Ansible role is failing during update from Nexus 3.71.1-06 to 3.73.0-12

[uwehdaub]

During the update from Nexus 3.71.1 to 3.73.0 the role (v2.5.2) fails with the following error message:

TASK [ansible-thoteam.nexus3-oss : Calling Groovy script setup_ldap] **************
fatal: [dxnexustest0.ciserver.dxnexus.test1.peng.be-gcw1.metroscales.io]: FAILED! => 
   {"changed": false, "connection": "close", "content_length": "455", "content_type": "application/json", "date": "Mon, 14 Oct 2024 12:36:59 GMT", "elapsed": 3, 
   "failed_when_result": true, "json": {"name": "setup_ldap", "result": "javax.script.ScriptException: groovy.lang.MissingMethodException: 
   No signature of method: org.sonatype.nexus.ldap.persist.entity.Connection.setSystemPassword() 
   is applicable for argument types: (String) values: <secret-password-here>
   Possible solutions: setSystemPassword(org.sonatype.nexus.crypto.secrets.Secret), getSystemPassword(), 
   setRawSystemPassword(java.lang.String), getRawSystemPassword()"}, 
   "msg": "Status code was 400 and not [200]: HTTP Error 400: Bad Request", "redirected": false, "server": "Nexus/3.73.0-12 (OSS)", 
   "status": 400, "url": "http://localhost:8081/service/rest/v1/script/setup_ldap/run", "x_content_type_options": "nosniff"}

This is the next error I stumbled in when I patched the ansible role locally (by commenting out the parts that are responsible for #431).
It seems that over time more and more groovy scripts needs to be replaced by API calls.

[brianveltman]

What does your ansible command look like?

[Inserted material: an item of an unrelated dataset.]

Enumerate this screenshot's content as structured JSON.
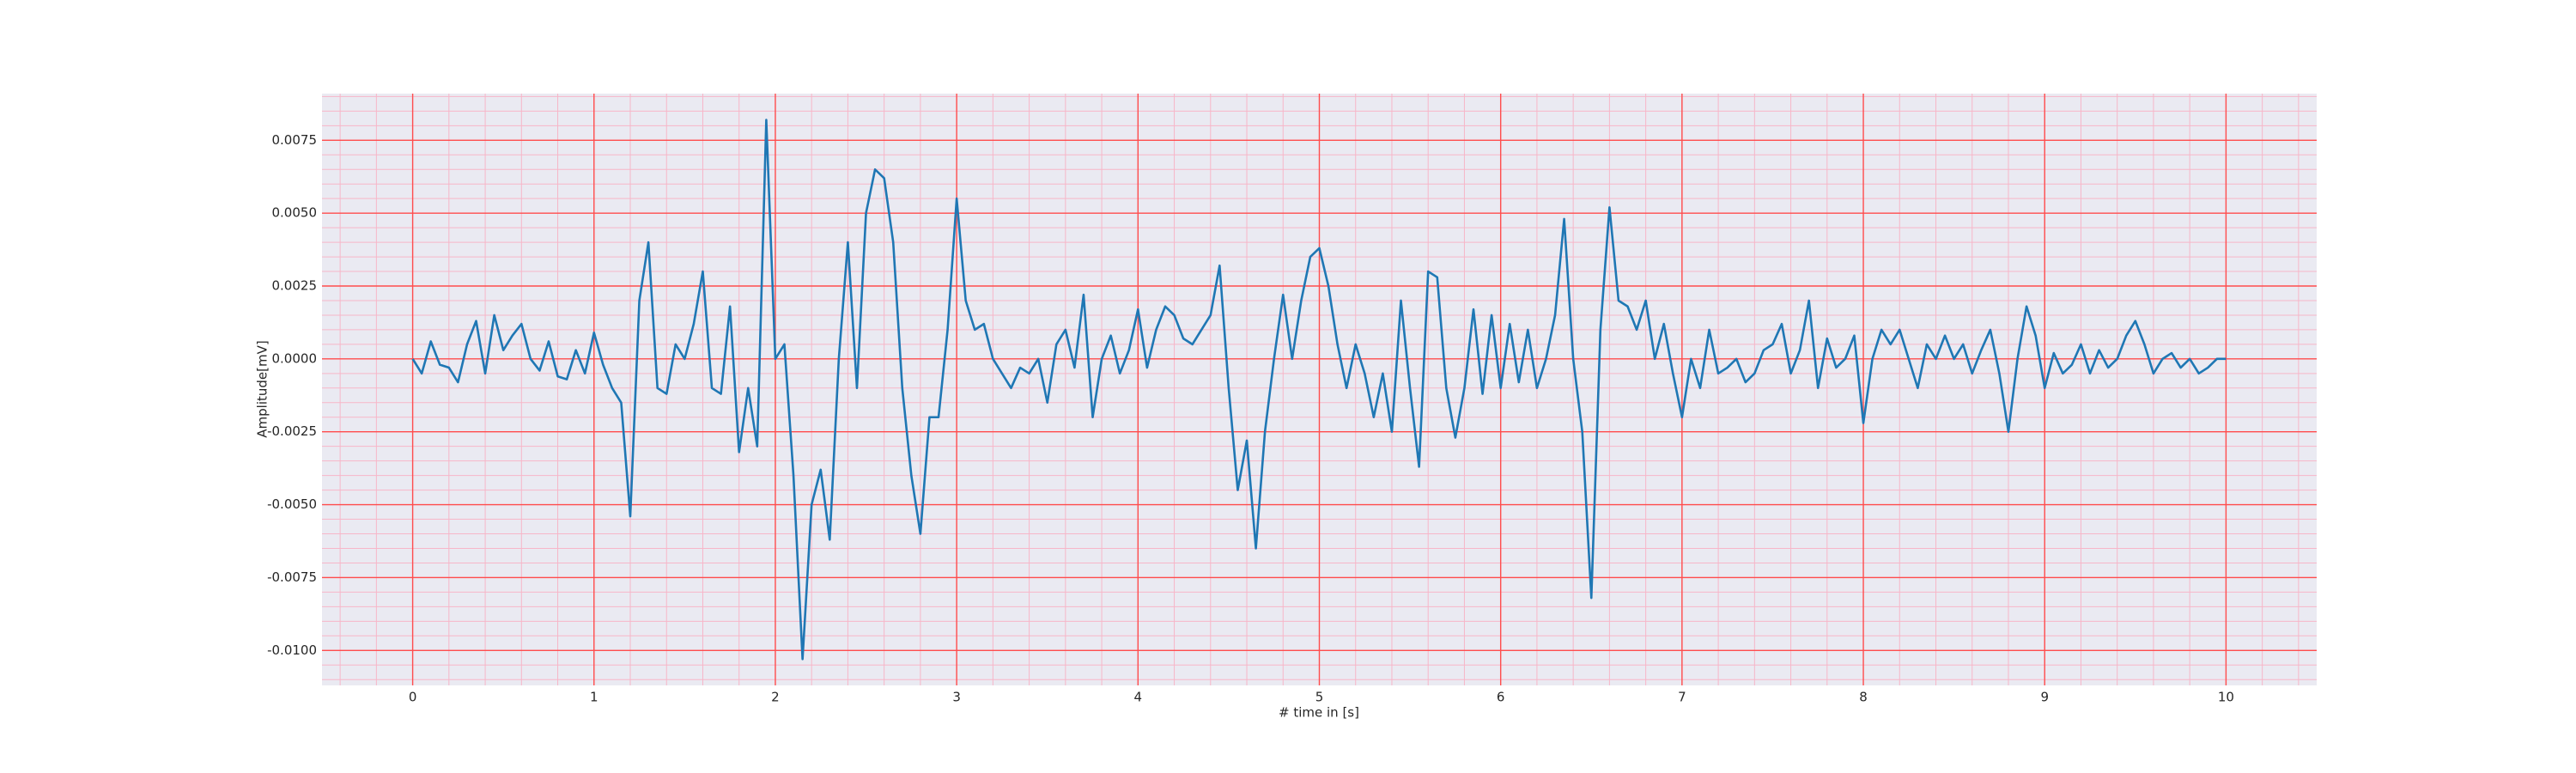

Are you using tags? Or only execute partials of the playbook?

Haven't seen this myself tho..

I have a version of this role that mainly uses API calls instead of Groovy. It can be found at https://github.com/CloudKrafter/nexus3-pro

Let me know if you need more help

[uwehdaub]

The ansible command looks like

> ansible-playbook --tags nexus -l test nexus.yml

So yes, I'm using tags, but not to execute the nexus role partially.
The corresponding part of nexus.yml is

  vars_files:
    - nginx.yml
    - nexus_secrets.yml
    - nexus_blobstores.yml
    - nexus_privileges_and_roles.yml
    - nexus_local_users.yml
    - nexus_ldap_users.yml
    - nexus_repo_maven.yml
    - nexus_repo_npm.yml
    - nexus_repo_raw.yml
    - nexus_repo_nuget.yml
    - datadog-checks.yml
    - google-cloud.yml

  roles:
    - { role: "google.cloud.gcloud", tags: ["backup", "basic", "nexus"] }
    - { role: "nexus.basic", tags: ["basic", "nexus"] }
    - { role: "gcloud-config", tags: ["backup", "config"] }
    - { role: "geerlingguy.java", tags: ["nexus", "java"] }
    - { role: "ansible-thoteam.nexus3-oss", tags: ["nexus"] }
    - { role: "geerlingguy.nginx", tags: ["nginx"] }
    - { role: "datadog.datadog", tags: ["datadog"] }
    - { role: "mtail", tags: ["mtail"] }

The nexus tag is executing the full ansible role (with create_blobstores.groovy commented out to get around the error from #431)

[uwehdaub]

I did a second test.
This time only running the nexus role and upgrading step by step: 3.71.0 --> 3.72.0 --> 3.73.0.
The upgrade 3.71.0 --> 3.72.0 works fine (apart of #431) but 3.72.0 --> 3.73.0 fails with the above error message during the configuration of the LDAP connection.

[brianveltman]

Alright, that means we have to move more tasks to the Nexus API.
Will take a look at it later this week.